Thursday, July 13, 2006

Inflation: Is WPI fallible?

The textbooks define Inflation as a situation where too much money chases too few goods i.e. the purchasing power of money has decreased. Actually, only an increase in the general price level for a considerable period of time is called as Inflation in Economics. The 2 major causes are Demand pull factors and Cost push factors. The present reason for inflation to increase is owing to the increase in the global prices of oil which comes under cost push factors.

What is the WPI?
Wholesale price index or WPI is the measure for inflation in India. The government comes out with WPI inflation figures every Friday. The WPI presently consists of 435 items and it is dominated by manufactured goods which make up 63.75% of the index.

Current scenario
In 2005-06 inflation has been experiencing a free fall in spite of escalating crude prices.
Currently the inflation rate is about 4.6% which is clearly undervalued as when compared to the increases in the prices of goods and services. The prices of pulses, transportation has all increased considerably but the WPI does not seem affected much.

Components of WPI
In the computation of WPI, the 3 major variables are Primary articles (weight 22.0), Fuel, power, light and lubricants (weight 14.2) and manufactured products (weight 63.7). Manufactured products have always enjoyed more weight in the calculation of WPI.

Cause of worry
One reason is that, the prices of commodities are increasing due to the increased costs, mainly in transportation. But there has been no corresponding increase in wages. The people who are poor will find it difficult to live as they were living before the price hike.
The second is that, the retailers take advantage of this situation by hoarding up commodities, further fuelling inflation. And the third reason is that, services do not form a part of the WPI though its share in the GDP is 52%. Surprisingly, the WPI inflation rates are just hovering between 4.5% and 5%, which tells us not to worry. History has told us to take inflation rates seriously only if the rate crosses 8%.

Government reaction
The government has decided to reduce customs duties on imports of wheat and sugar in order to increase the domestic supply. The government wants to reduce inflationary pressures by mopping up the excess demand in the economy.

A paradox
Like mentioned in the beginning of this article, the current cause of inflation is an increase in the global oil prices which is a cost push factor.
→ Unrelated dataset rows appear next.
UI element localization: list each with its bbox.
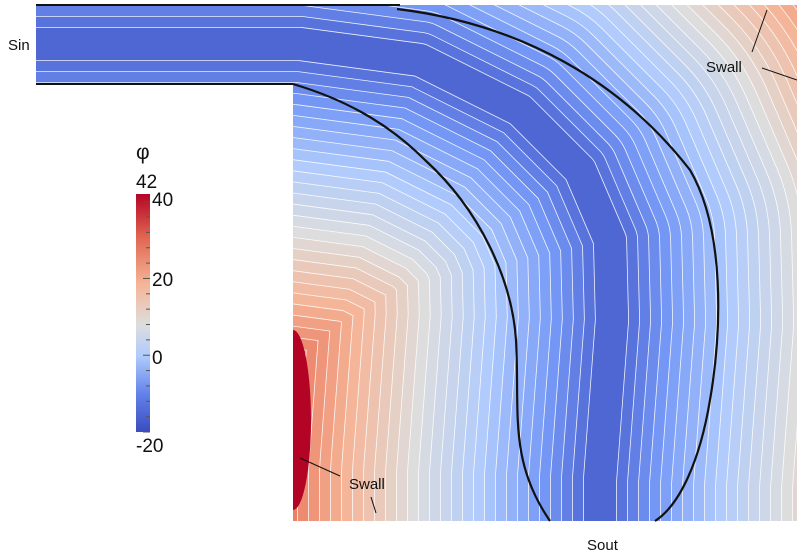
field-band <box>36 27 629 521</box>
colorbar-title: φ <box>136 141 150 164</box>
colorbar-tick-label: 0 <box>152 348 163 369</box>
outlet-label: Sout <box>587 537 618 554</box>
wall-top-leader <box>761 67 797 81</box>
wall-bottom-leader <box>299 457 341 477</box>
wall-top-leader <box>751 9 768 53</box>
wall-label-top: Swall <box>706 59 742 76</box>
colorbar-max-label: 42 <box>136 172 158 193</box>
wall-maximum-region <box>275 330 311 510</box>
colorbar-ticks <box>143 201 150 433</box>
colorbar-tick-label: 40 <box>152 190 174 211</box>
colorbar-bar <box>136 194 150 432</box>
colorbar-tick-label: 20 <box>152 270 174 291</box>
inlet-label: Sin <box>8 37 30 54</box>
wall-label-bottom: Swall <box>349 476 385 493</box>
zero-level-contour <box>396 7 720 522</box>
zero-level-contour <box>292 82 551 522</box>
colorbar-min-label: -20 <box>136 436 164 457</box>
wall-bottom-leader <box>370 496 377 514</box>
colorbar <box>136 194 150 433</box>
How can the government be so blind in not seeing this? Instead it has gone to the extent of giving duty free imports to reduce excess demand in the economy, when there has been no excess demand!
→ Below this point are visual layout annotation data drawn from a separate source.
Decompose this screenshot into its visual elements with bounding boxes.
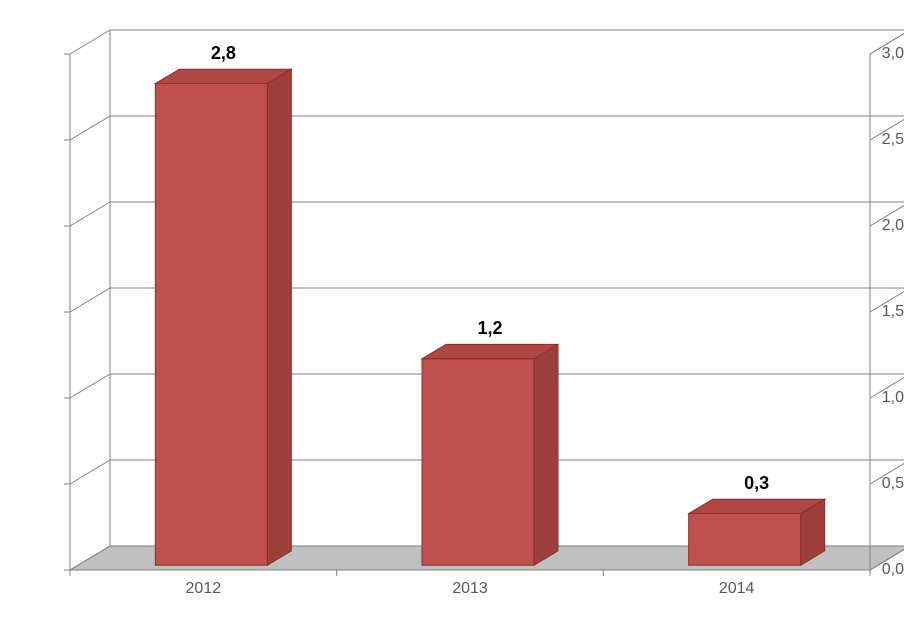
chart-svg: [0, 0, 904, 632]
y-tick-label: 3,0: [846, 45, 904, 63]
bar-value-label: 0,3: [744, 473, 769, 494]
bar-value-label: 1,2: [477, 318, 502, 339]
y-tick-label: 2,5: [846, 131, 904, 149]
y-tick-label: 2,0: [846, 217, 904, 235]
x-tick-label: 2014: [719, 580, 755, 598]
bar-chart-3d: 0,0 0,5 1,0 1,5 2,0 2,5 3,0 2,8 2012 1,2 2013 0,3 20…: [0, 0, 904, 632]
x-tick-label: 2013: [452, 580, 488, 598]
x-tick-label: 2012: [186, 580, 222, 598]
bar-value-label: 2,8: [211, 43, 236, 64]
y-tick-label: 0,5: [846, 475, 904, 493]
y-tick-label: 1,0: [846, 389, 904, 407]
y-tick-label: 1,5: [846, 303, 904, 321]
y-tick-label: 0,0: [846, 561, 904, 579]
The immediate step to take will be the reconstruction of the WPI so that it indicates the genuine level of inflation. Like our outdated poverty line, which tells that only about 26% of the Indian population is poor, the current WPI is also outdated.



aashish said...

just shows how our government manipulates statistics to protect itself. first the poverty line, then the literacy rate, and now this.
this is ridiculous.

Anonymous said...

Anonymous said...

ddoooooooodeeeeeeee ur a frikiinnn geniussss
i love uuuuuuuuuuuuuuuuuuuu

arvind said...


Nishid said...

Hi friendz, i am an mba student and i have to give a presentation on "Calculation of Inflation in India". Would be grateful if anyone could help me out on this......thanx.....

carthy said...

Each and every statement that congress makes is a perfect paradox and will let you fall into deepest of limbos. LOL. First, to reduce food price hike's effects, even an uneducated commoner would suggest to increase the Local production to meet its urgent demand then and there near the demand center in order to avoid transportation costs and delivery delay but our intelligent and so called "modernized" congress had suggested to decrease the excise duties in order to encourage more import of food grains including wheat when we are wasting colossal amounts of Wheat due to the lack of proper storage facilities and amidst of all this comes our very responsible and venerable agriculture minister Mr. Sharad Pawar, who genuinely believes that this problems with Agriculture production's steep fall, internal food price hike, scanty monsoon rain and relative danger that food front of India face as much less severe than the problems we face with cricket and its management so he had requested Mr. Prime Minister to reduce his work burden as an agricultural minister since he wants to divert is entire attention in developing cricket. Not to mention that the interest he shows in cricket brings in a lot of suspicion but the idea of ignoring agriculture for the sake of cricket lacks ingenuity and is a lot derisory.

Anonymous said...

well said Carthy !!!

but these politicians are very thick skinned !!!

the sharp edge of an imminent revolution can skin them !!!

mcx tips said...

I think so. The purpose of the WPI is to monitor price movements that reflect supply and demand in industry, manufacturing and construction.The Wholesale Price Index or WPI is the price of a representative basket of wholesale goods. This helps in analyzing both macroeconomic and microeconomic conditions.The Wholesale Price Index focuses on the price of goods traded between corporations, rather than goods bought by consumers, which is measured by the Consumer Price Index.Some countries use the changes in this index to measure inflation in their economies, in particular India – The Indian WPI figure is released weekly on every thursday and influences stock and fixed price markets.